Fu-Jie_openwebui-extensions/.agent/learnings/openwebui-tool-call-context-inflation.md

# OpenWebUI Tool Call Context Inflation

> Discovered: 2026-03-11

## Context
When analyzing why the `async_context_compression` plugin sees different array lengths of `messages` between the `inlet` (e.g. 27 items) and `outlet` (e.g. 8 items) phases, especially when native tool calling (Function Calling) is involved in OpenWebUI.

## Finding
There is a fundamental disparity in how OpenWebUI serializes conversational history at different stages of the request lifecycle:

1. **Outlet (UI Rendering View)**:
   After the LLM completes generation and tools have been executed, OpenWebUI's `middleware.py` (and streaming builders) bundles intermediate tool calls and their raw results. It hides them inside an HTML `<details type="tool_calls">...</details>` block within a single `role: assistant` message's `content`.
   Concurrently, the actual native API tool-calling data is saved in a hidden `output` dict field attached to that message. At this stage, the `messages` array looks short (e.g., 8 items) because tool interactions are visually folded.

2. **Inlet (LLM Native View)**:
   When the user sends the *next* message, the request enters `main.py` -> `process_chat_payload` -> `middleware.py:process_messages_with_output()`.
   Here, OpenWebUI scans historical `assistant` messages for that hidden `output` field. If found, it completely **inflates (unfolds)** the raw data back into an exact sequence of OpenAI-compliant `tool_call` and `tool_result` messages (using `utils/misc.py:convert_output_to_messages`).
   The HTML `<details>` string is entirely discarded before being sent to the LLM.
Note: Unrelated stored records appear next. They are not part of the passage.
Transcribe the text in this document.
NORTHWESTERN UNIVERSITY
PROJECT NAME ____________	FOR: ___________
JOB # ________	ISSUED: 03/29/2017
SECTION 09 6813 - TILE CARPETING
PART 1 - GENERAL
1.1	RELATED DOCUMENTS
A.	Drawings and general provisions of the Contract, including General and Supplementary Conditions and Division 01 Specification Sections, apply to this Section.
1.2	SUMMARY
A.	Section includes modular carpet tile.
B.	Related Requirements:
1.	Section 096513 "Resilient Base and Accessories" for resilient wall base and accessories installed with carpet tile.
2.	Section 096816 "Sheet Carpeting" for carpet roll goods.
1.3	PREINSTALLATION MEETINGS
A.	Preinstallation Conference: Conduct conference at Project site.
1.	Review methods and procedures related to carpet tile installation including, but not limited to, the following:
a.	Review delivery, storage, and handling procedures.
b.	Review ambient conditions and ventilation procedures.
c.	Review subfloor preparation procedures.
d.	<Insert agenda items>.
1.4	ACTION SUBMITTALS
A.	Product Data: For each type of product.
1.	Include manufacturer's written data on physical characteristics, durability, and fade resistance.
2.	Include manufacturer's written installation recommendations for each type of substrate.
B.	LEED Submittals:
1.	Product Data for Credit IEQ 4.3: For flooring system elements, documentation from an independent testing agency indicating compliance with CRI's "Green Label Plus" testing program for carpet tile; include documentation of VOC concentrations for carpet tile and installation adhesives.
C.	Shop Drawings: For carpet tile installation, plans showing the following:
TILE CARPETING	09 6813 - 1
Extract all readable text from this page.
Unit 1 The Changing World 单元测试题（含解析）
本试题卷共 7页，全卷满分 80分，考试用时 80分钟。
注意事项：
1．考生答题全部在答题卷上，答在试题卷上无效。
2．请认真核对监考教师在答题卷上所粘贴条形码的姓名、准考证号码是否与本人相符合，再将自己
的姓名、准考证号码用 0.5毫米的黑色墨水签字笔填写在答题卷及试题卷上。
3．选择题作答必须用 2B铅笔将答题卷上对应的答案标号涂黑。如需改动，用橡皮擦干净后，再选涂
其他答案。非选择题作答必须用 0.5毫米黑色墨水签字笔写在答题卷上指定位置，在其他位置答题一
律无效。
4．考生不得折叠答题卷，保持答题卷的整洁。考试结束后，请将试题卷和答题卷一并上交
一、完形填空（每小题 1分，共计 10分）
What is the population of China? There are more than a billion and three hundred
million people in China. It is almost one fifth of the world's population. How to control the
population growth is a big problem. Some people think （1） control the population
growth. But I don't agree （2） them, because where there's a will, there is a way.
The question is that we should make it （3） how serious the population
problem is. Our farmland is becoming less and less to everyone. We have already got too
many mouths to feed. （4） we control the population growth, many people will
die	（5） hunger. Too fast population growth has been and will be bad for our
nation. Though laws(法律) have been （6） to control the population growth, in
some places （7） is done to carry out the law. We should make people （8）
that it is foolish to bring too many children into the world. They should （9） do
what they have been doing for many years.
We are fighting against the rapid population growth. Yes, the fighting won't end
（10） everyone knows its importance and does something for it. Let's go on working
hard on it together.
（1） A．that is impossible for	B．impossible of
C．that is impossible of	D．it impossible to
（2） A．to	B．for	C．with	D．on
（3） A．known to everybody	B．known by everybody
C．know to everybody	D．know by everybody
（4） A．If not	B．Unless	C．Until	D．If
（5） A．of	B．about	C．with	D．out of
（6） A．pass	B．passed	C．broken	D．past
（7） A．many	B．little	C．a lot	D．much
**Conclusion on Token Consumption**:
In the next turn, tool context is **NOT** compressed at all. It is fully re-expanded to its original verbose state (e.g., back to 27 items) and consumes the maximum amount of tokens required by the raw JSON arguments and results.

## Gotchas
- Any logic operating in the `outlet` phase (like background tasks) that relies on the `messages` array index will be completely misaligned with the array seen in the `inlet` phase.
- Attempting to slice or trim history based on `outlet` array lengths will cause index out-of-bounds errors or destructive cropping of recent messages.
- The only safe way to bridge these two views is either to translate the folded view back into the expanded view using `convert_output_to_messages`, or to rely on unique `id` fields (if available) rather than array indices.